Input: (['Spreadsheet','set_cell','set_cell','set_cell','get_cell','set_cell','get_cell','get_cell'], [[], ['A1',1], ['B1','=A1+1'], ['C1','=B1+1'], ['C1'], ['A1','=C1'], ['A1'], ['C1']])
Expected Output: [None, None, None, None, 3, 'ValueError', 1, 3]
Explanation: Transitive chain A1<-B1<-C1 gives C1=3. Setting A1='=C1' closes the cycle A1->C1->B1->A1, so it raises ValueError and leaves the sheet unchanged (A1=1, C1=3).
Input: (['Spreadsheet','get_cell'], [[], ['Z9']])
Expected Output: [None, 0]
Explanation: Boundary: reading a cell that was never set returns 0.
Input: (['Spreadsheet','set_cell','set_cell','get_cell'], [[], ['AA10',3], ['B2','=AA10+AA10+4'], ['B2']])
Expected Output: [None, None, None, 10]
Explanation: Multi-letter cell id (AA10) and a repeated reference: B2 = AA10 + AA10 + 4 = 3+3+4 = 10.
Hints
- Store each cell as either a literal integer or a parsed formula (a list of terms). Do not evaluate formulas on write — the workload is write-heavy, so defer evaluation to get_cell.
- Maintain a dependency graph: for a formula cell, record the set of cells it references. get_cell then recursively sums literal terms and the current values of referenced cells (unset cells resolve to 0).

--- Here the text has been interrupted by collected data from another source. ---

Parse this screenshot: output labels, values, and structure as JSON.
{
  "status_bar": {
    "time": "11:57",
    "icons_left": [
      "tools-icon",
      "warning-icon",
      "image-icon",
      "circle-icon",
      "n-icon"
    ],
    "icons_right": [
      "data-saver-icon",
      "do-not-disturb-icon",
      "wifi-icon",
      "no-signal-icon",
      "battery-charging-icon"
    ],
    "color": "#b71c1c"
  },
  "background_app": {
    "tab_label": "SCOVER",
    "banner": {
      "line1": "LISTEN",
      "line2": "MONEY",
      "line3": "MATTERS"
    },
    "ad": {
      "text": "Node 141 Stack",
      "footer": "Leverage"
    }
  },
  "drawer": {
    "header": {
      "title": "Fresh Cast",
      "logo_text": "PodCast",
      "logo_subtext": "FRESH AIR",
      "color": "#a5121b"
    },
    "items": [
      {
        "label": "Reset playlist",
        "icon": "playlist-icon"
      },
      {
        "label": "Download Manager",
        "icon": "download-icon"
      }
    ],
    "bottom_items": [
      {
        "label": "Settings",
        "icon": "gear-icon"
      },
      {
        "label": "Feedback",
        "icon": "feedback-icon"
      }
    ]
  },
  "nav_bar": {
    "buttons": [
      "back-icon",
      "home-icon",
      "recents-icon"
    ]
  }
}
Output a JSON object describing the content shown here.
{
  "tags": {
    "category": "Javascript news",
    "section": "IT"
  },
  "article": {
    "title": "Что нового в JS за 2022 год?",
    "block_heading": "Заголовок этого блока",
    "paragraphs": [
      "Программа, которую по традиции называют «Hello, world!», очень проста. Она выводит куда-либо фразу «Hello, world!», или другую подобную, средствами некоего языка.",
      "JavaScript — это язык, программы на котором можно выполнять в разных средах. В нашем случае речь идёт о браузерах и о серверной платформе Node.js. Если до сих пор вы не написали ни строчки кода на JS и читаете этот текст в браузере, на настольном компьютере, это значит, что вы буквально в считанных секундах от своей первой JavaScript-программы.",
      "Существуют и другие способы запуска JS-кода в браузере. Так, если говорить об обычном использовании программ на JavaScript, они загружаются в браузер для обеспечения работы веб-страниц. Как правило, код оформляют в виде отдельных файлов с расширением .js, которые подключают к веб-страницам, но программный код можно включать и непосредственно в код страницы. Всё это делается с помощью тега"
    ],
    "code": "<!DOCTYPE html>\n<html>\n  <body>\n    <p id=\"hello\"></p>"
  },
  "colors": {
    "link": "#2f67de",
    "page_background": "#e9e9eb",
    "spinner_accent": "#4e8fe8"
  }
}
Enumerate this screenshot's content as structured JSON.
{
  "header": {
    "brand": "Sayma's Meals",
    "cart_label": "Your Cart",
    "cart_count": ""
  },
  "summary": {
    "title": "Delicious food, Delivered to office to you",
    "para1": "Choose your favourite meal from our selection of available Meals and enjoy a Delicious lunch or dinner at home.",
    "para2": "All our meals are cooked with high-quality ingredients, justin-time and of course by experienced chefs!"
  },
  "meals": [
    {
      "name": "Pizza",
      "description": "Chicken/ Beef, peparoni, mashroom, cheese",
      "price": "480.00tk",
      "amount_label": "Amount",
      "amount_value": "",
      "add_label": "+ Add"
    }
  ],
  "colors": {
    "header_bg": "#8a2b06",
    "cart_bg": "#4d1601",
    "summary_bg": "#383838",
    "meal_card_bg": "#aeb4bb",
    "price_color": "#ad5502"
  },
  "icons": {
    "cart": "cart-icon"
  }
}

- Before committing a formula write to cell C with reference set R, check whether C is reachable from any cell in R through the existing dependency edges (DFS/BFS). If so, the edges C->R would close a cycle: raise ValueError and leave every stored cell untouched.
- A literal write can never create a cycle (it removes C's outgoing edges), so only formula writes need the cycle check.